Scocca subito una freccia: ironica, lieve, affilata. La venue de l’avenir, il nuovo film di Cédric Klapisch presentato fuori concorso a Cannes, non ha bisogno di gridare. Non pretende di riscrivere il cinema. Ti prende per mano, ti racconta una storia, ti lascia qualcosa addosso. Come certe giornate normanne: iniziano col sole, finiscono con un pensiero. E nel mezzo, un sorriso.

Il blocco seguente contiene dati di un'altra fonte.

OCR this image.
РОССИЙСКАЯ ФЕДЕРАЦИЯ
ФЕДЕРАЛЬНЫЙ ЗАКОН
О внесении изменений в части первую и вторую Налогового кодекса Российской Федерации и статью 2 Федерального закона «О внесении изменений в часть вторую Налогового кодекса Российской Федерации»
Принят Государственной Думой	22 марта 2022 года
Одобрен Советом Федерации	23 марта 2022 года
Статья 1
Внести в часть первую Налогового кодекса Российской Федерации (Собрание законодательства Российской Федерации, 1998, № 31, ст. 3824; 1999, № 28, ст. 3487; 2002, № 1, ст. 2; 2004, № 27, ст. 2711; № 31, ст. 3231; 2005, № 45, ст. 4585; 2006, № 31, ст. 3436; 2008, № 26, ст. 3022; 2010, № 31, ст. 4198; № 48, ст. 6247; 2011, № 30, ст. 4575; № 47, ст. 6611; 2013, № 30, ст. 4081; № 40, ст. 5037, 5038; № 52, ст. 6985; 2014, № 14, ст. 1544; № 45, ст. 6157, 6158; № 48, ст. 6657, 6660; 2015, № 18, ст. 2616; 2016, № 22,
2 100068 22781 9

Siamo di fronte a un classico film à tiroirs, come direbbero i francesi: una mise en abyme morbida e flessuosa, dove le vite di oggi si rifrangono in quelle di ieri, dove un’eredità da sistemare diventa il pretesto per riannodare fili familiari e generazionali. Klapisch mette in scena quattro parenti – influencer svogliato, apicoltore anticapitalista, prof dal cuore semplice, ingegnera senza respiro – che si ritrovano in una vecchia casa normanna, e da lì... giù nel pozzo della memoria.

La venue de l’avenir di Cédric Klapisch
La venue de l’avenir di Cédric Klapisch

Il cuore pulsante del racconto è Adèle Meunier, una giovane donna che alla fine del XIX secolo lascia la provincia per Parigi. Le sue lettere, le sue tracce, riemergono. E il presente, così affannato e sghembo, si scopre specchio pallido di un passato pieno di sogni. Il film si biforca, si sdoppia, danza tra i secoli: pittori, fotografi, bohémiens della Belle Époque fanno da contrappunto a creatrici di contenuti, storiche dell’arte Instagrammabili e frenesie postmoderne.

La prima scena è una dichiarazione d’intenti: in un museo, una modella – bellissima e vacua, ah, i cliché, Monsieur Klapisch! – tenta di modificare digitalmente un quadro perché “non sta bene col vestito”. Ecco, è qui che l'autore affonda il bisturi bonario: nella moda del presente, nel culto dell’apparenza, nella velocità che schiaccia la profondità. Eppure non c’è livore. Solo un’alzata di sopracciglio, una carezza ironica. Il moralismo c’è, ma è quello buono, quello che ti fa sorridere mentre annuisci.

La venue de l’avenir di Cédric Klapisch
La venue de l’avenir di Cédric Klapisch

La venue de l’avenir si inserisce con grazia nel filone tematico che sembra dominare quest’anno sulla Croisette: la necessità di riguardare indietro, di riassemblare i cocci del tempo per comprendere il presente. È un film che non ha l’urgenza di sorprendere, ma quella – ben più sottile – di ricordare. E nel ricordare, riconciliarsi.

Sì, certo, c’è chi storcerà il naso: troppi personaggi, un impianto corale che a volte sbanda, qualche cliché di troppo. Ma c’è anche quella leggerezza “impressionista” che è il marchio di fabbrica del regista di L’auberge espagnole e Russian Dolls: una joie de vivre che aleggia come una brezza sottile. Non è un film che segna. È un film che passa. Ma passa bene.

E poi c’è quella battuta, lasciata in chiusura dal più giovane dei protagonisti, che riassume tutto: “Ho inseguito da sempre il futuro, ma guardare al passato mi ha fatto bene.” Vale per la vita, vale per il cinema. E vale per Klapisch, che con questo film sembra dirci che, prima di inventare il nuovo, possiamo ancora (e forse dobbiamo) rovistare tra le pieghe dell’antico. Non per nostalgia, ma per lucidità.

Non è un capolavoro, La venue de l’avenir. Ma è un film che fa bene. E oggi, non è poco.